Punishment is not about right nor wrong but transgression of laws written by control freaks.

Alonzo Fyfe said...

Whatever you think about academic philosophy, you offered a philosophical position which it is best to evaluate by looking at the evidence both in favor and against.

Perhaps what you are objecting to is the practice of trying to discover which positions are supported by the best evidence and soundest logic. However, that is an odd thing to protest.

There is actually no evidence that we have any free will at all. However, it is not a problem because the institution of morality actually assumes that actions are caused by a mixture of beliefs and desires, that some desires are malleable, and that the social tools that can alter desires are reward/praise and punishment/condemnation. Thus, there are reasons to engage in these practices - to promote desires that tend to fulfill other desires and inhibit desires that tend to thwart other desires.

No sane person can doubt that the institution of punishment has been abused. However, that is no more of an objection to the points that I made above than the fact that water is used for waterboarding proves that it out to be banned and removed from every household.

FredT said...

Of course there is "no evidence of free will" when you/they look for free will where it does not exist. My whole point is that free will can only exist where we have control, and there should be no evidence beyond where we have control.

Can we each hold different opinions, and then change our opinions? Is that not evidence of free will within that which we have control? Free will is limited to that which we have control over.

Alonzo Fyfe said...

You might find value in Boonin's book. It seems that he argues against punishment.

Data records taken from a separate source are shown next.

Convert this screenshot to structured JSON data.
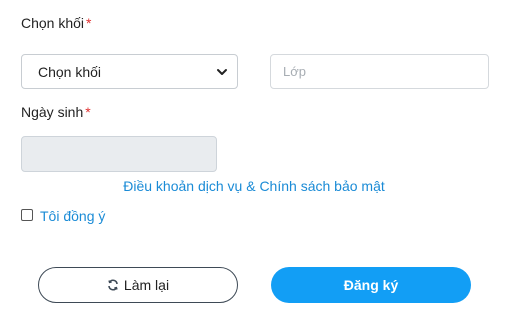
{
  "grade": {
    "label": "Chọn khối",
    "required_mark": "*",
    "select_value": "Chọn khối"
  },
  "class_field": {
    "placeholder": "Lớp"
  },
  "birthdate": {
    "label": "Ngày sinh",
    "required_mark": "*"
  },
  "terms_link": "Điều khoản dịch vụ & Chính sách bảo mật",
  "agree": {
    "label": "Tôi đồng ý",
    "checked": false
  },
  "buttons": {
    "reset_label": "Làm lại",
    "submit_label": "Đăng ký"
  },
  "colors": {
    "accent": "#129ef5",
    "link": "#1a8bd6",
    "required": "#e03131"
  },
  "icons": {
    "select": "chevron-down-icon",
    "reset": "refresh-icon"
  }
}
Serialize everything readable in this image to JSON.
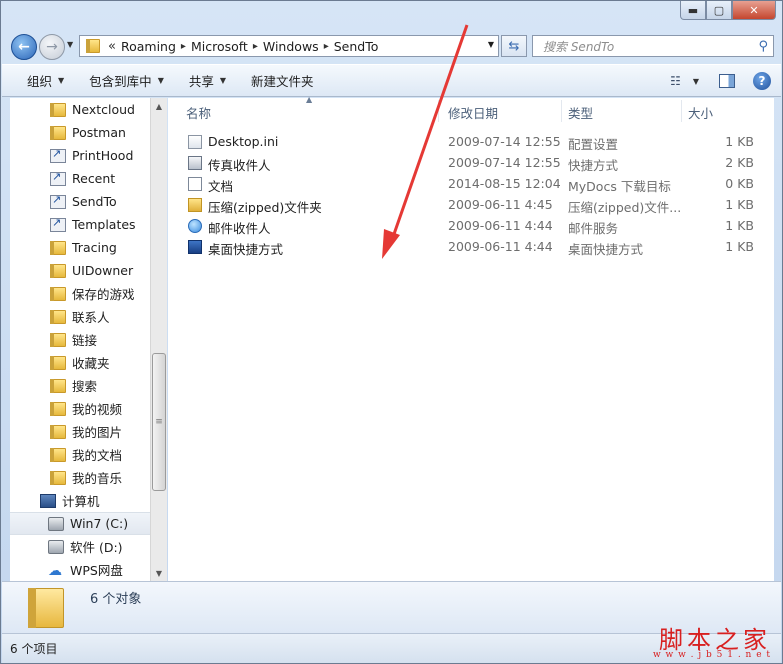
{
  "window": {
    "minimize": "▬",
    "maximize": "▢",
    "close": "✕"
  },
  "address": {
    "overflow": "«",
    "path": [
      "Roaming",
      "Microsoft",
      "Windows",
      "SendTo"
    ],
    "search_placeholder": "搜索 SendTo"
  },
  "toolbar": {
    "organize": "组织",
    "include_in_library": "包含到库中",
    "share": "共享",
    "new_folder": "新建文件夹"
  },
  "nav": {
    "items": [
      {
        "label": "Nextcloud",
        "icon": "folder-icon"
      },
      {
        "label": "Postman",
        "icon": "folder-icon"
      },
      {
        "label": "PrintHood",
        "icon": "shortcut-icon"
      },
      {
        "label": "Recent",
        "icon": "shortcut-icon"
      },
      {
        "label": "SendTo",
        "icon": "shortcut-icon"
      },
      {
        "label": "Templates",
        "icon": "shortcut-icon"
      },
      {
        "label": "Tracing",
        "icon": "folder-icon"
      },
      {
        "label": "UIDowner",
        "icon": "folder-icon"
      },
      {
        "label": "保存的游戏",
        "icon": "folder-icon"
      },
      {
        "label": "联系人",
        "icon": "folder-icon"
      },
      {
        "label": "链接",
        "icon": "folder-icon"
      },
      {
        "label": "收藏夹",
        "icon": "folder-icon"
      },
      {
        "label": "搜索",
        "icon": "folder-icon"
      },
      {
        "label": "我的视频",
        "icon": "folder-icon"
      },
      {
        "label": "我的图片",
        "icon": "folder-icon"
      },
      {
        "label": "我的文档",
        "icon": "folder-icon"
      },
      {
        "label": "我的音乐",
        "icon": "folder-icon"
      }
    ],
    "computer": "计算机",
    "drives": [
      {
        "label": "Win7 (C:)",
        "icon": "windows-drive-icon",
        "selected": true
      },
      {
        "label": "软件 (D:)",
        "icon": "drive-icon",
        "selected": false
      },
      {
        "label": "WPS网盘",
        "icon": "cloud-icon",
        "selected": false
      }
    ]
  },
  "columns": {
    "name": "名称",
    "date": "修改日期",
    "type": "类型",
    "size": "大小"
  },
  "files": [
    {
      "name": "Desktop.ini",
      "date": "2009-07-14 12:55",
      "type": "配置设置",
      "size": "1 KB",
      "icon": "ini-file-icon"
    },
    {
      "name": "传真收件人",
      "date": "2009-07-14 12:55",
      "type": "快捷方式",
      "size": "2 KB",
      "icon": "fax-icon"
    },
    {
      "name": "文档",
      "date": "2014-08-15 12:04",
      "type": "MyDocs 下载目标",
      "size": "0 KB",
      "icon": "document-icon"
    },
    {
      "name": "压缩(zipped)文件夹",
      "date": "2009-06-11 4:45",
      "type": "压缩(zipped)文件...",
      "size": "1 KB",
      "icon": "zip-folder-icon"
    },
    {
      "name": "邮件收件人",
      "date": "2009-06-11 4:44",
      "type": "邮件服务",
      "size": "1 KB",
      "icon": "mail-icon"
    },
    {
      "name": "桌面快捷方式",
      "date": "2009-06-11 4:44",
      "type": "桌面快捷方式",
      "size": "1 KB",
      "icon": "desktop-icon"
    }
  ],
  "details": {
    "summary": "6 个对象"
  },
  "status": {
    "count": "6 个项目"
  },
  "watermark": {
    "main": "脚本之家",
    "sub": "w w w . j b 5 1 . n e t"
  },
  "colors": {
    "accent_red": "#e53935",
    "selection": "#e2e8f0"
  }
}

It is definitely something I need to take a look at.

Unknown said...

FredT:
What is an "opinion"? It is just a form of belief, yes? And who is this "we" or "I" that you suppose has the control? Is your mind not under the direct influence of internal and external stimuli? Do "you" change your opinions willy-nilly or is it under the causal influence of new information? Are you in control of receiving that information? Are you in control of your brain forming new opinions based on that new information? So what is it you think you are "controlling"?

Alonzo Fyfe said...

I think that it is also relevant to note that a thermostat controls the temperature in a room. It might even do so according to a set of criteria such as time of day (turning climate control off in the evening) and expected use (30 minutes before an event). Yet, it would hardly be considered an exercise of free will.

And, yet, is it any different when a person does that? Adjusting the thermostat when one is feeling warm or cold, or when expecting company (e.g., one's parents are coming to visit), or when first getting up in the morning or going to bed?